Rakuten Revives FinTech Consolidation Plan to Combat Rising Rates and Intensifying Competition

Rakuten Group and its banking unit, Rakuten Bank, have agreed to reopen negotiations regarding the reorganization of their financial technology businesses, less than two years after shelving a similar proposal.

The companies have executed a Memorandum of Understanding (MOU) to integrate Rakuten Bank, Rakuten Card, and Rakuten Securities into a unified group structure. The target effective date for the reorganization is set for October 2026.

Strategic Pivot Amidst Macro Shifts

While a previous attempt to reorganize the FinTech segment was abandoned in September 2024, Rakuten leadership cites a rapidly changing business environment as the catalyst for revisiting the deal.

Key drivers for the renewed discussions include Japan’s shifting interest rate environment, which has increased funding costs, and aggressive retail expansion by major banking groups and digital competitors.
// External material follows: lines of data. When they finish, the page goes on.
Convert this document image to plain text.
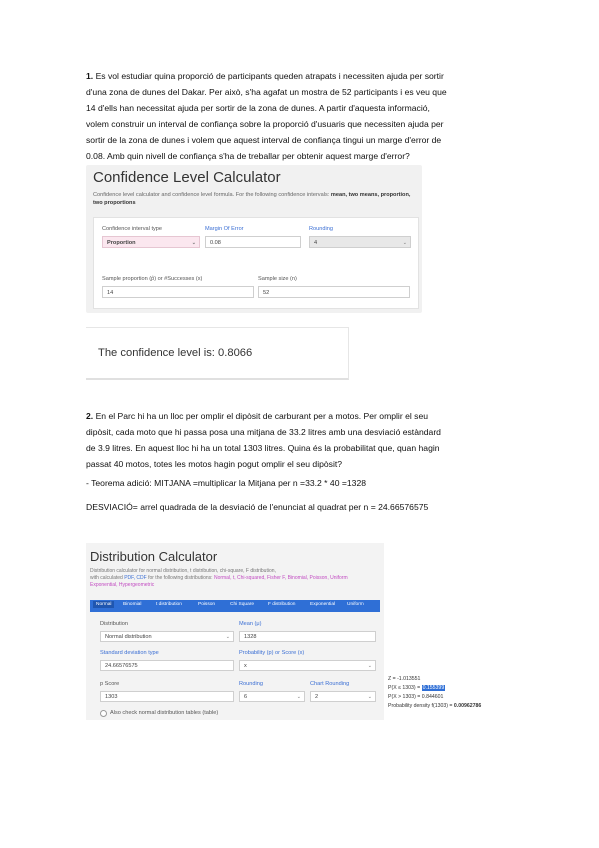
1. Es vol estudiar quina proporció de participants queden atrapats i necessiten ajuda per sortir
d'una zona de dunes del Dakar. Per això, s'ha agafat un mostra de 52 participants i es veu que
14 d'ells han necessitat ajuda per sortir de la zona de dunes. A partir d'aquesta informació,
volem construir un interval de confiança sobre la proporció d'usuaris que necessiten ajuda per
sortir de la zona de dunes i volem que aquest interval de confiança tingui un marge d'error de
0.08. Amb quin nivell de confiança s'ha de treballar per obtenir aquest marge d'error?
Confidence Level Calculator
Confidence level calculator and confidence level formula. For the following confidence intervals: mean, two means, proportion, two proportions
Confidence interval type
Proportion	⌄
Margin Of Error
0.08
Rounding
4	⌄
Sample proportion (p̂) or #Successes (x)
14
Sample size (n)
52
The confidence level is: 0.8066
2. En el Parc hi ha un lloc per omplir el dipòsit de carburant per a motos. Per omplir el seu
dipòsit, cada moto que hi passa posa una mitjana de 33.2 litres amb una desviació estàndard
de 3.9 litres. En aquest lloc hi ha un total 1303 litres. Quina és la probabilitat que, quan hagin
passat 40 motos, totes les motos hagin pogut omplir el seu dipòsit?
- Teorema adició: MITJANA =multiplicar la Mitjana per n =33.2 * 40 =1328
DESVIACIÓ= arrel quadrada de la desviació de l'enunciat al quadrat per n = 24.66576575
Distribution Calculator
Distribution calculator for normal distribution, t distribution, chi-square, F distribution,
with calculated PDF, CDF for the following distributions: Normal, t, Chi-squared, Fisher F, Binomial, Poisson, Uniform
Exponential, Hypergeometric
Normal	Binomial	t distribution	Poisson	Chi Square	F distribution	Exponential Uniform
Distribution
Normal distribution	⌄
Mean (μ)
1328
Standard deviation type
24.66576575
Probability (p) or Score (x)
x	⌄
p Score
1303
Rounding
6	⌄
Chart Rounding
2	⌄
Also check normal distribution tables (table)
Z = -1.013551
P(X ≤ 1303) = 0.155399
P(X > 1303) = 0.844601
Probability density f(1303) = 0.00962786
Rakuten stated that the current fragmented structure is no longer optimal for competing in an era of "zero cash" and generative AI.

“Rakuten Group has reassessed the need to re-optimize the group structure... to strengthen collaboration among businesses, accelerate data integration and the utilization of AI, and establish a framework that expedites consideration of group-wide FinTech strategies,” the company stated in the filing.

Deal Structure and Exclusions

Under the proposed reorganization, the entire FinTech business would likely be integrated into one group, though Rakuten Bank is expected to maintain its listing on the Tokyo Stock Exchange Prime Market.

Notable details regarding the scope include:

  • Inclusions: Rakuten Bank, Rakuten Card, and Rakuten Securities.
  • Exclusions: Rakuten Insurance and crypto-asset operator Rakuten Wallet are currently assumed to be out of the scope of this specific integration.
  • The Mizuho Factor: The companies noted that the specific participation of Mizuho Bank and Mizuho Securities—which hold minority stakes in Rakuten Card (14.99%) and Rakuten Securities (49.00%), respectively—remains undecided and subject to future discussion.

Governance and Minority Protections

Given that Rakuten Group is the controlling shareholder with a 49.26% stake in Rakuten Bank, the transaction faces scrutiny regarding the protection of minority shareholders. Rakuten Bank is down more than 20% over the past five days at the time of writing.

Rakuten Bank has established an independent Special Committee comprising outside directors and auditors to evaluate the fairness of the deal. The bank has also retained Daiwa Securities and Goldman Sachs Japan as financial advisors, and Deloitte Tohmatsu as a third-party valuation institution.

Hiroshi Mikitani, Chairman and CEO of Rakuten Group, has recused himself from Rakuten Bank’s board deliberations regarding the merger to avoid conflicts of interest.

The companies aim to finalize a definitive agreement and obtain necessary regulatory approvals in the coming months to meet the October 2026 deadline.